Une énorme surprise, sans fausse modestie. Moi aussi, j’étais resté chez moi, dans le Morvan. J’ai d’abord demandé si c’était vrai, si ce n’était pas une blague. C’est tellement énorme qu’on n’ose pas y croire ! Puis, quand on s’en rend compte, c’est un tourbillon d’émotions. D’autant que les lycéens vous l’annoncent directement au téléphone. C’était très fort, ils étaient presque aussi intimidés que moi.
Le prix des lycéens a-t-il une saveur particulière ?
Ce n’est pas aujourd’hui que je vous dirai le contraire. Vous savez, il y a quelques semaines, j’ai dit que les prix ne m’intéressaient pas, que c’était du superflu. Il n’y a que les imbéciles qui ne changent pas d’avis ! D’autant que ce prix Goncourt destiné aux lycéens respire une sincérité et une liberté incroyables. Il semble que les choix se soient faits sans obstacles. Mais ce n’est pas toujours le cas.
C’est aussi le point d’exclamation d’une aventure humaine proche de la jeunesse. Quels souvenirs gardez-vous de votre tour de France avec des lycéens ?
En tant qu’écrivains, nous n’avons pas l’habitude de rencontrer un jeune public. Il y a de l’émotion, c’est déjà une fête en soi. C’est aussi particulièrement émouvant parce qu’ils ont des réflexions, ils posent des questions qu’on ne retrouve nulle part ailleurs. Leur vision de votre travail donne matière à réflexion.
Quels aspects ont-ils particulièrement retenu de votre roman Madelaine Before Dawn ?
Ce qui ressortait beaucoup, c’était la force des liens familiaux, des liens maternels, fraternels, mais aussi de la relation avec l’animal. Ce que j’ai particulièrement aimé, c’est qu’ils se reconnaissent dans les personnages. C’est une histoire difficile à situer, mais qui pourrait facilement se dérouler il y a 300 ans. Ils ont parfaitement compris que cela leur était destiné.

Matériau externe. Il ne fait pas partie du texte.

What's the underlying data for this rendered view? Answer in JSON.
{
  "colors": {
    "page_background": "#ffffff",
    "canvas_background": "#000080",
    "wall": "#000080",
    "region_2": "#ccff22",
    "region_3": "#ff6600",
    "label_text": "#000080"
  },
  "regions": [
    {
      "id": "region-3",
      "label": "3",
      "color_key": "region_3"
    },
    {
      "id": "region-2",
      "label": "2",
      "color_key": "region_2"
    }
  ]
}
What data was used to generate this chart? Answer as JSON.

Ils ont également vu un message d’espoir : le monde n’est pas juste, mais nous pouvons faire quelque chose. Les voir embrasser cette aspiration à la liberté, à l’émancipation, voire à la désobéissance, donne de l’espoir pour l’avenir.
C’est une belle revanche pour un livre que vous avez commencé à écrire il y a longtemps et que vous avez failli abandonner…

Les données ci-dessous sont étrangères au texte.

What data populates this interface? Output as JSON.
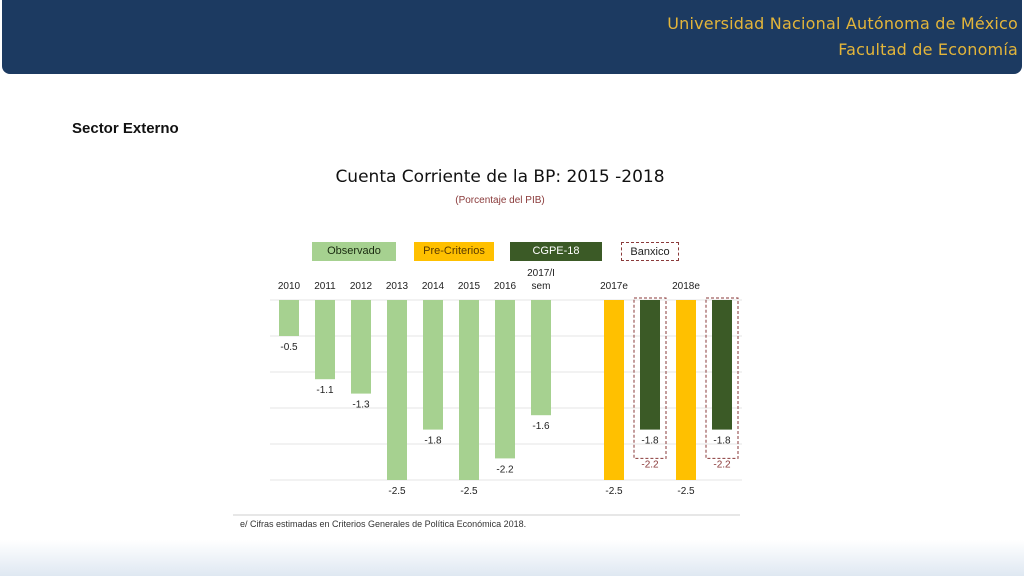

J’y pensais à l’instant. Il arrive souvent, quand on écrit, qu’on ait l’impression d’avoir quelque chose de bien, mais que c’est mal ficelé, mal ficelé. Alors on se demande si ça vaut le coup. Ce texte apporte une réponse. Surtout, n’abandonnez pas. Les vilains canetons, les paroles faibles et fragiles peuvent avoir un grand destin.